Piloting a Spitfire in Combat

The Battle of Britain has always fascinated me. I met a Royal Air Force veteran, Kenneth F. Dewhurst, who flew with Squadron 234 based at Middle Wallop, in a London pub and wrote about the talk I had with him for The Cincinnati Enquirer. He was one of 451 RAF pilots who survived the 1940 ordeal. Of the 866 pilots participating, 415 lost their lives. (More on Dewhurst in a later filing.)

Michael Korda’s book, With Wings Like Eagles, prepares the reader for the details of the battle by providing mountains of useful information on all the factors and major participants including the aircraft, the Spitfire, the Hurricane and the German bf109. Here’s a sample:

“…in combat, a pilot had to yank on his control stick with all his strength if he wanted to survive, and stamp his heavy, thick-soled flying boots mercilessly on the rudder pedals with his full weight as if he were kicking somebody on the floor in a life-or-death barroom brawl. In any case, hands and feet were too cold and cramped for gentle movement. The temperature at 25,000 feet was thirty degrees below zero, and the cockpits of the fighters weren’t heated…

 

Rolls-Royce Memorial
The stained-glass window occupies a landing on a staircase in the Rolls-Royce Derby engine plant.

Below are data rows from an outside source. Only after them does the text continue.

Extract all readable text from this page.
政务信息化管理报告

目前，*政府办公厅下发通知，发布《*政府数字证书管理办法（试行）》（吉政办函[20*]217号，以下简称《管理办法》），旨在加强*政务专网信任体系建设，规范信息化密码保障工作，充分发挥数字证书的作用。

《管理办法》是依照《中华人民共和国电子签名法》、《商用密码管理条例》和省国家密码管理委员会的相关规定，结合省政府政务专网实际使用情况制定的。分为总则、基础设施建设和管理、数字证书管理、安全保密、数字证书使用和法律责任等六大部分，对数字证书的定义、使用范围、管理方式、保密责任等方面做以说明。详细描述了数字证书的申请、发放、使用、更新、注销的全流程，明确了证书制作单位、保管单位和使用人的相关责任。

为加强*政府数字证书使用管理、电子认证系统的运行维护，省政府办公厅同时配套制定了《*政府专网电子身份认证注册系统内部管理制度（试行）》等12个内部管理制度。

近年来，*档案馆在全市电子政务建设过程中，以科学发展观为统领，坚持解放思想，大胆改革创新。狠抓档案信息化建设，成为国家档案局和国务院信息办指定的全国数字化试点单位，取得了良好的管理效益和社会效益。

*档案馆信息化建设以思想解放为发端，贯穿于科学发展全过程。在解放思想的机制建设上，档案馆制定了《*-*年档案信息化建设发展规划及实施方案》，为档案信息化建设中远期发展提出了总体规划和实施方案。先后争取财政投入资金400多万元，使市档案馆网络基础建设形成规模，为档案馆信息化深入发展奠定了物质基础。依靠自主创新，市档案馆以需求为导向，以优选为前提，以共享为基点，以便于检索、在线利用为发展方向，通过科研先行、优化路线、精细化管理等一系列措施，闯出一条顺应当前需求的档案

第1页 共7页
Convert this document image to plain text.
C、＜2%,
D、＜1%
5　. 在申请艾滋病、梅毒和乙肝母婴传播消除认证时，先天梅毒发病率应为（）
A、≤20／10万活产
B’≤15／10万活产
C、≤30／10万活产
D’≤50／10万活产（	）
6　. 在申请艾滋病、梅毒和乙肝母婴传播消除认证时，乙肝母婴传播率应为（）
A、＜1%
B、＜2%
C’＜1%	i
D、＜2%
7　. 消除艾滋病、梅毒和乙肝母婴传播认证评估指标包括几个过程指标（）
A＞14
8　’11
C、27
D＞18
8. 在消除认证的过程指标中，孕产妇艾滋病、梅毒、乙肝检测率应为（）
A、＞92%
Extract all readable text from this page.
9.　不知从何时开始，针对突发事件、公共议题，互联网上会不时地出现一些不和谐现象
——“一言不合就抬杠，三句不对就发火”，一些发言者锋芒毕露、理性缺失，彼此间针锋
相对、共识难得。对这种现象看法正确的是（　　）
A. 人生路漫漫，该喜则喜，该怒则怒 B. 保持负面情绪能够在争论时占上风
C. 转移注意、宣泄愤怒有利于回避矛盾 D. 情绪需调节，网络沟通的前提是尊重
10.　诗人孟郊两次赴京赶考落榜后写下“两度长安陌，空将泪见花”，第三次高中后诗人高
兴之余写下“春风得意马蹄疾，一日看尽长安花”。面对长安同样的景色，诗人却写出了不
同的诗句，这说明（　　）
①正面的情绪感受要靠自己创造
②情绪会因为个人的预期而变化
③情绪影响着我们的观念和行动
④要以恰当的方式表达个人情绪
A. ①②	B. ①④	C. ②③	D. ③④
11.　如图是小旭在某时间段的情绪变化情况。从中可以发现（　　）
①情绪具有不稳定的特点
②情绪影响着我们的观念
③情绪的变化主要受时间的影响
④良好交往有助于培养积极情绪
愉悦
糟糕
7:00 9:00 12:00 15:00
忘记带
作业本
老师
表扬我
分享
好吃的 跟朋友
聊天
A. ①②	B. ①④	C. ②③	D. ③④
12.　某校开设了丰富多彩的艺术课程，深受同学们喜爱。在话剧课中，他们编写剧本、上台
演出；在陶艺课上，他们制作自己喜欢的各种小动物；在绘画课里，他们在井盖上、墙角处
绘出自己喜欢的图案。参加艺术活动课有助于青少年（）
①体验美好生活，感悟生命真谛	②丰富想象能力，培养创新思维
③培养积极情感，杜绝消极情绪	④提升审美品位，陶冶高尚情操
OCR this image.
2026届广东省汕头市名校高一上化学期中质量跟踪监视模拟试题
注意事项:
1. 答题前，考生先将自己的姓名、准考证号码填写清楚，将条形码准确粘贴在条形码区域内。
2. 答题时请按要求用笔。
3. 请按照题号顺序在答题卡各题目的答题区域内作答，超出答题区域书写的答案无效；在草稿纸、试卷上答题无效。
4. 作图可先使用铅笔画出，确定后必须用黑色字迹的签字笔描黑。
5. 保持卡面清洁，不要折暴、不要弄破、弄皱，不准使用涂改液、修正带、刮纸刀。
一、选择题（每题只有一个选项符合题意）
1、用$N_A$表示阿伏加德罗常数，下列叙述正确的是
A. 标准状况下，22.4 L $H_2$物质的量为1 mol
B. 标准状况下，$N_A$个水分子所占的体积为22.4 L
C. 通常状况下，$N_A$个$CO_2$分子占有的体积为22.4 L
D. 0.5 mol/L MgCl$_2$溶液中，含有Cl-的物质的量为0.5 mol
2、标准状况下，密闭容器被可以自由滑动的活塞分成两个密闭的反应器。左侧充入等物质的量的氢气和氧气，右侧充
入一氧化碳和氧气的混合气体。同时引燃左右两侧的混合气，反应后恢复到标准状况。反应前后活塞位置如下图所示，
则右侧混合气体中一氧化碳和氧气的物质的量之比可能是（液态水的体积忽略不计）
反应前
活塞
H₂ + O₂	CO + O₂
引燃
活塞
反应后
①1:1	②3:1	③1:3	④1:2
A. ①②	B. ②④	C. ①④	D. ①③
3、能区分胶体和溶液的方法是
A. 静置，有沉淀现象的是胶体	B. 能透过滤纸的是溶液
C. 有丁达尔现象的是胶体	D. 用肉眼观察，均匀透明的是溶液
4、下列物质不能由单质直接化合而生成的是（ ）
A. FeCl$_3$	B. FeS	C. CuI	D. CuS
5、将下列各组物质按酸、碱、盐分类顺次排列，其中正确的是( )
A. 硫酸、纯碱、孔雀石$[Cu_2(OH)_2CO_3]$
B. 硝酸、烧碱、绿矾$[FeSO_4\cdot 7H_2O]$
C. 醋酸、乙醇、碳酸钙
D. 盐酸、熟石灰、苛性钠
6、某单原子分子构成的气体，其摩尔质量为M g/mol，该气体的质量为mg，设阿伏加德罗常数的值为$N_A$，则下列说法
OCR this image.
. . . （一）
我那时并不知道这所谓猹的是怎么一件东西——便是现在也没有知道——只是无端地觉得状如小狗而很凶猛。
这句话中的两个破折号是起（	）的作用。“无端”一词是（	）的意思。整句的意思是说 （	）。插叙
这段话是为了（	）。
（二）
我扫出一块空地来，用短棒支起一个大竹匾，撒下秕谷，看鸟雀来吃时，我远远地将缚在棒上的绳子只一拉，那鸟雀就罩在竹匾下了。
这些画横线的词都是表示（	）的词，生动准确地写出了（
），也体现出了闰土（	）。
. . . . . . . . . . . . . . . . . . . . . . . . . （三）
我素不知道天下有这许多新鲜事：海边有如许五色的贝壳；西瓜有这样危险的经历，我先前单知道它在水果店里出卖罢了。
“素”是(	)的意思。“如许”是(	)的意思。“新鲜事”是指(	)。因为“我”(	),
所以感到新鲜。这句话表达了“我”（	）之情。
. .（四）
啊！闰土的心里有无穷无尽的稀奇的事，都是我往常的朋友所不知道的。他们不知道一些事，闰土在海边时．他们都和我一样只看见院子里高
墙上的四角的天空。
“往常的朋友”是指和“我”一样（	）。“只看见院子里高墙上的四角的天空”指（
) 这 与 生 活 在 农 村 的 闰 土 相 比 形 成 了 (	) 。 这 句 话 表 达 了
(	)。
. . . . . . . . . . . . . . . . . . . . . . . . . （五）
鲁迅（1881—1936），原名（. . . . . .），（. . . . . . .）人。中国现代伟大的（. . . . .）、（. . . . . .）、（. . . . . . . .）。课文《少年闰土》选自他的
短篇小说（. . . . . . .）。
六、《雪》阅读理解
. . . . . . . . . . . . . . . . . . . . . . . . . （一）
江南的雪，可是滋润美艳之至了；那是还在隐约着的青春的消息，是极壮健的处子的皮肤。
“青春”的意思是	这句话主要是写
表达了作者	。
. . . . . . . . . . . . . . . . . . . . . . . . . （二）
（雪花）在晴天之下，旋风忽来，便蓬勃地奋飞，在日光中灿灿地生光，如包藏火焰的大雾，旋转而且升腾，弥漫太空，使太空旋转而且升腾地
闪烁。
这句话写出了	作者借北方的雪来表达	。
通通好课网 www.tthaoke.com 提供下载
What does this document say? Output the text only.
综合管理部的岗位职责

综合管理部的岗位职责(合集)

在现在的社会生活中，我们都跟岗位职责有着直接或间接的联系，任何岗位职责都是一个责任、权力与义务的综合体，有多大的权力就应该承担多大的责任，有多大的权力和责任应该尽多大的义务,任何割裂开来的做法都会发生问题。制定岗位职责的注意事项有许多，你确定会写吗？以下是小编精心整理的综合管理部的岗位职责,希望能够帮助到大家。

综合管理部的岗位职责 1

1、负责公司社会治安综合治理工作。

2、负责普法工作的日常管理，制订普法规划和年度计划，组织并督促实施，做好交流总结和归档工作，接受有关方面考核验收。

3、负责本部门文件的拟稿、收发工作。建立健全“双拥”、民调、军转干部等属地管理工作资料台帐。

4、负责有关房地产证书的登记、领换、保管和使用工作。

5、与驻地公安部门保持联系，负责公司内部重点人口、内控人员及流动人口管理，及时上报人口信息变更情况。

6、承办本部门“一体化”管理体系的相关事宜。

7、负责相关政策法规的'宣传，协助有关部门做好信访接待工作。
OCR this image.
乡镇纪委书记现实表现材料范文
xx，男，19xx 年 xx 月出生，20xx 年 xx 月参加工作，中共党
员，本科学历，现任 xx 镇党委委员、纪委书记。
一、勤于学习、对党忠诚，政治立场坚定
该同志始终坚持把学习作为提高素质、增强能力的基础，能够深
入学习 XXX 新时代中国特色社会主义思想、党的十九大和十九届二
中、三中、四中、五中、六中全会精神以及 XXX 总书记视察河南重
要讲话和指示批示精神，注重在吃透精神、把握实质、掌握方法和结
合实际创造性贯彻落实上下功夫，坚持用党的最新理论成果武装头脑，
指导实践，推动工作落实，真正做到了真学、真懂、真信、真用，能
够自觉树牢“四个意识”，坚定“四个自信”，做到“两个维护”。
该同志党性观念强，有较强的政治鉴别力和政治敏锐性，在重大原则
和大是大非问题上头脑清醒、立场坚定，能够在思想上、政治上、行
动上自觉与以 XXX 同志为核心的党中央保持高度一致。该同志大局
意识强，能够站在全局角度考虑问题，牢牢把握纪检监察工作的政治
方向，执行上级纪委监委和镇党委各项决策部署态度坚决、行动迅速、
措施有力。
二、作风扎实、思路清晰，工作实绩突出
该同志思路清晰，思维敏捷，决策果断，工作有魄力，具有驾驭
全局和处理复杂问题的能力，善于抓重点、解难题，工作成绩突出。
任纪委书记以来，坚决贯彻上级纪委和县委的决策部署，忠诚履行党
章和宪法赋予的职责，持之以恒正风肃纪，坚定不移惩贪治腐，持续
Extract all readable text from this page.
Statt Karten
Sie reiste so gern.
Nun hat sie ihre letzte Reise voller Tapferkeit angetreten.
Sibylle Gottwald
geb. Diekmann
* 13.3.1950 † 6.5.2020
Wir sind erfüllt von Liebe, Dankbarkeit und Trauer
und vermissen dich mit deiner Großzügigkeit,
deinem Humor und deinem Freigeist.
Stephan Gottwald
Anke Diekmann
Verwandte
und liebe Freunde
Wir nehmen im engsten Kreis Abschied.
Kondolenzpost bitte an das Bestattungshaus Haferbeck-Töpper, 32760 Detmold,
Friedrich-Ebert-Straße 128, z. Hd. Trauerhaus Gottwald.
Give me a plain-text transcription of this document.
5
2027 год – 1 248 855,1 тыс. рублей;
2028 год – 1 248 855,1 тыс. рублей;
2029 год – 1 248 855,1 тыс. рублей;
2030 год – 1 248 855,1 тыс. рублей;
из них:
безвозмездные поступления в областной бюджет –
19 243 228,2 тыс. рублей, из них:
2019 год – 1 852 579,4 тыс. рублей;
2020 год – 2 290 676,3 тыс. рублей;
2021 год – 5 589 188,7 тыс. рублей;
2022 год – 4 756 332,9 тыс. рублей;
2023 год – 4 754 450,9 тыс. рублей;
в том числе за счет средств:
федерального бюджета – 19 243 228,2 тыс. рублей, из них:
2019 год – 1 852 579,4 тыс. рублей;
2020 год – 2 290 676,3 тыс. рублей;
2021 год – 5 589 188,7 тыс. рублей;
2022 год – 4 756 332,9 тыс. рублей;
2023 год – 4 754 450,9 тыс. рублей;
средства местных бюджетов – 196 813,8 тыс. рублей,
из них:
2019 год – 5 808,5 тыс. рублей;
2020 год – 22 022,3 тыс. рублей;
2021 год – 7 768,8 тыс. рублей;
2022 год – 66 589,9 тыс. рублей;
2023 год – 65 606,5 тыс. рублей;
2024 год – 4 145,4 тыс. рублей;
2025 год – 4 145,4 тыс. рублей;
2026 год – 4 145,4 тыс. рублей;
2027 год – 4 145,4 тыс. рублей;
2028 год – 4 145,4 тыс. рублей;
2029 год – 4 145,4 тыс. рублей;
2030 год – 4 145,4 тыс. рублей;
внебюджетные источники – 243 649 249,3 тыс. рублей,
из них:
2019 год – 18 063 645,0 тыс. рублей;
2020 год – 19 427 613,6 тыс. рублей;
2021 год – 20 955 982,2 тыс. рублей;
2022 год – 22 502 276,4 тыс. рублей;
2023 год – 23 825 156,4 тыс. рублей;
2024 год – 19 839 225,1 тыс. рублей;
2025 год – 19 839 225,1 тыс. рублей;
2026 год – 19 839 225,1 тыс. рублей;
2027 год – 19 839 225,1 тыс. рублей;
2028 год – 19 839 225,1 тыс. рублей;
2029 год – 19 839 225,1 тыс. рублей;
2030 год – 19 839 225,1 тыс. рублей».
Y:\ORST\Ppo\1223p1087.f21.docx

“Even so pilots sweated heavily as they manhandled their machines through violent maneuvers in the cold, bright sky five miles above the ground at 300 to 400 miles an hour, instruments and the horizon spinning crazily as they rolled, twisted, and dived; the sudden changes in g force making their limbs feel as light as a feather for one fraction of a second, and heavy as lead the next; the muscles of their neck aching fiercely from the need to keep looking behind for an enemy who might be transformed from a tiny, almost invisible dot in the sky—hardly more than a speck of dust on the transparent plastic of the cockpit canopy–at one moment to the blunt front profile of a BF 109 appearing suddenly and brutally at close range in the rear view mirror, gun flashes bright from its fuselage and wings and tracers arcing straight at you.”

The illustration displayed comes from Rolls-Royce. It is a photograph of a window at the Derby engine plant which memorializes the Battle of Britain pilots who “turned the work of our hands into the salvation of our Country.”